Given repeated denials of information by the Ministry, it filed a lawsuit on September 18 with the Supreme Court. The Court issued an unexpected ruling by not accepting the lawsuit, and said that “the requestor will have to expressly give the reasons for requiring the information and justify the request being in proportion to the use that it seeks to make of it.”
IAPA President Gustavo Mohme declared that “precisely the principles on access to information, on which laws on such access in the entire world have been based, establish that no one has to justify how he or she will use the information, while the government has the obligation to provide it, any time a member of the public requests it.”

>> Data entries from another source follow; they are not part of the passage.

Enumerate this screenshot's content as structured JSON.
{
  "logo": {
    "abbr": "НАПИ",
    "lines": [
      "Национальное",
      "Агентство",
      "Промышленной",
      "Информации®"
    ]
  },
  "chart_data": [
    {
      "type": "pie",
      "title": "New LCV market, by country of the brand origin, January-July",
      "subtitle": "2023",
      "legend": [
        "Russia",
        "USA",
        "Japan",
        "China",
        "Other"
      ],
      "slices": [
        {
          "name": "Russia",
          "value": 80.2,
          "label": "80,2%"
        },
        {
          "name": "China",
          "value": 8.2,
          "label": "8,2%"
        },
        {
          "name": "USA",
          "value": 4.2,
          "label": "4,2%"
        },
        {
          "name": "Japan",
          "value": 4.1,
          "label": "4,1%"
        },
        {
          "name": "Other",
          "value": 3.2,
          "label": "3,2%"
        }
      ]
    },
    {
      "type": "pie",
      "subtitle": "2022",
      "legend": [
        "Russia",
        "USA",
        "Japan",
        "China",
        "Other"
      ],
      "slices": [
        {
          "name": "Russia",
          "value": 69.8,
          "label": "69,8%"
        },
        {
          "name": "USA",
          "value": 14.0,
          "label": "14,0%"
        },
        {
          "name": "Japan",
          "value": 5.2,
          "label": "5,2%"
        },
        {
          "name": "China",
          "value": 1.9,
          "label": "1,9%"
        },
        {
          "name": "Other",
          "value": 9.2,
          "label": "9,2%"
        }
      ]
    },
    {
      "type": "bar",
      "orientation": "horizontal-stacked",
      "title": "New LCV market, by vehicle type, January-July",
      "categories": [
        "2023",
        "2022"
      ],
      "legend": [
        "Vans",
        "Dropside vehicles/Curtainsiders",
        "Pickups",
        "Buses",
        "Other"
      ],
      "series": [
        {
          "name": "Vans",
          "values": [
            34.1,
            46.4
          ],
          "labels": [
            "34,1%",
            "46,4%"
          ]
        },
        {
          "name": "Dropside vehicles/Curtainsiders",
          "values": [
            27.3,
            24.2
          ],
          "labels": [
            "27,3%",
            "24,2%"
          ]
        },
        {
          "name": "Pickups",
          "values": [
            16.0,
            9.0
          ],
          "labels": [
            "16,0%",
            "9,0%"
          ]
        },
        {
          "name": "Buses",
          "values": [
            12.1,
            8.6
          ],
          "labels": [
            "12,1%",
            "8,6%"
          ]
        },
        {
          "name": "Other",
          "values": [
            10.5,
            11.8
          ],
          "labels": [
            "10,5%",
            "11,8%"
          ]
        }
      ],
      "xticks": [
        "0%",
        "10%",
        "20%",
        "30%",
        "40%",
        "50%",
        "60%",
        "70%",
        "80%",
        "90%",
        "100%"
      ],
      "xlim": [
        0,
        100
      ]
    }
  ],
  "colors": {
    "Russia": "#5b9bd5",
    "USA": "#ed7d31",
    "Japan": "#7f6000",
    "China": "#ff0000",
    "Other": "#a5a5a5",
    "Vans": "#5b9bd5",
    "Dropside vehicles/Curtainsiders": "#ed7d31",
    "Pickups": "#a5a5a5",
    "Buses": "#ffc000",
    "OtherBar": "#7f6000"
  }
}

Mohme, editor of the Lima, Peru, newspaper La República, added, “This current ruling ends up becoming judicial censorship, and contrary to the people’s right to information about matters of public interest.”
For his part, the chairman of the IAPA’s Committee on Freedom of the Press and Information, Claudio Paolillo, declared that “this ruling demonstrates the deficiency of the Venezuelan government which relies on a judicial system that is more concerned with defending the government than defending and protecting the rights of its citizens.”
Paolillo, editor of the Montevideo, Uruguay, weekly Búsqueda, said that Venezuelans are some of the few citizens in the Americas who do not have a legal right to ask their government for information, since it refuses to create a law that makes its administrative functions transparent or accountable to the public.
The IAPA noted the trend in Latin America and the Caribbean to adopt laws on access to public information and governmental transparency, including Antigua and Barbuda, Belize, Brazil, Chile, Colombia, Dominican Republic, El Salvador, Guatemala, Guyana, Honduras, Jamaica, Mexico, Nicaragua, Panama, Paraguay, Peru, St. Vincent, Trinidad & Tobago and Uruguay.
Besides Venezuela, such laws do no exist in Argentina, Bolivia and Ecuador.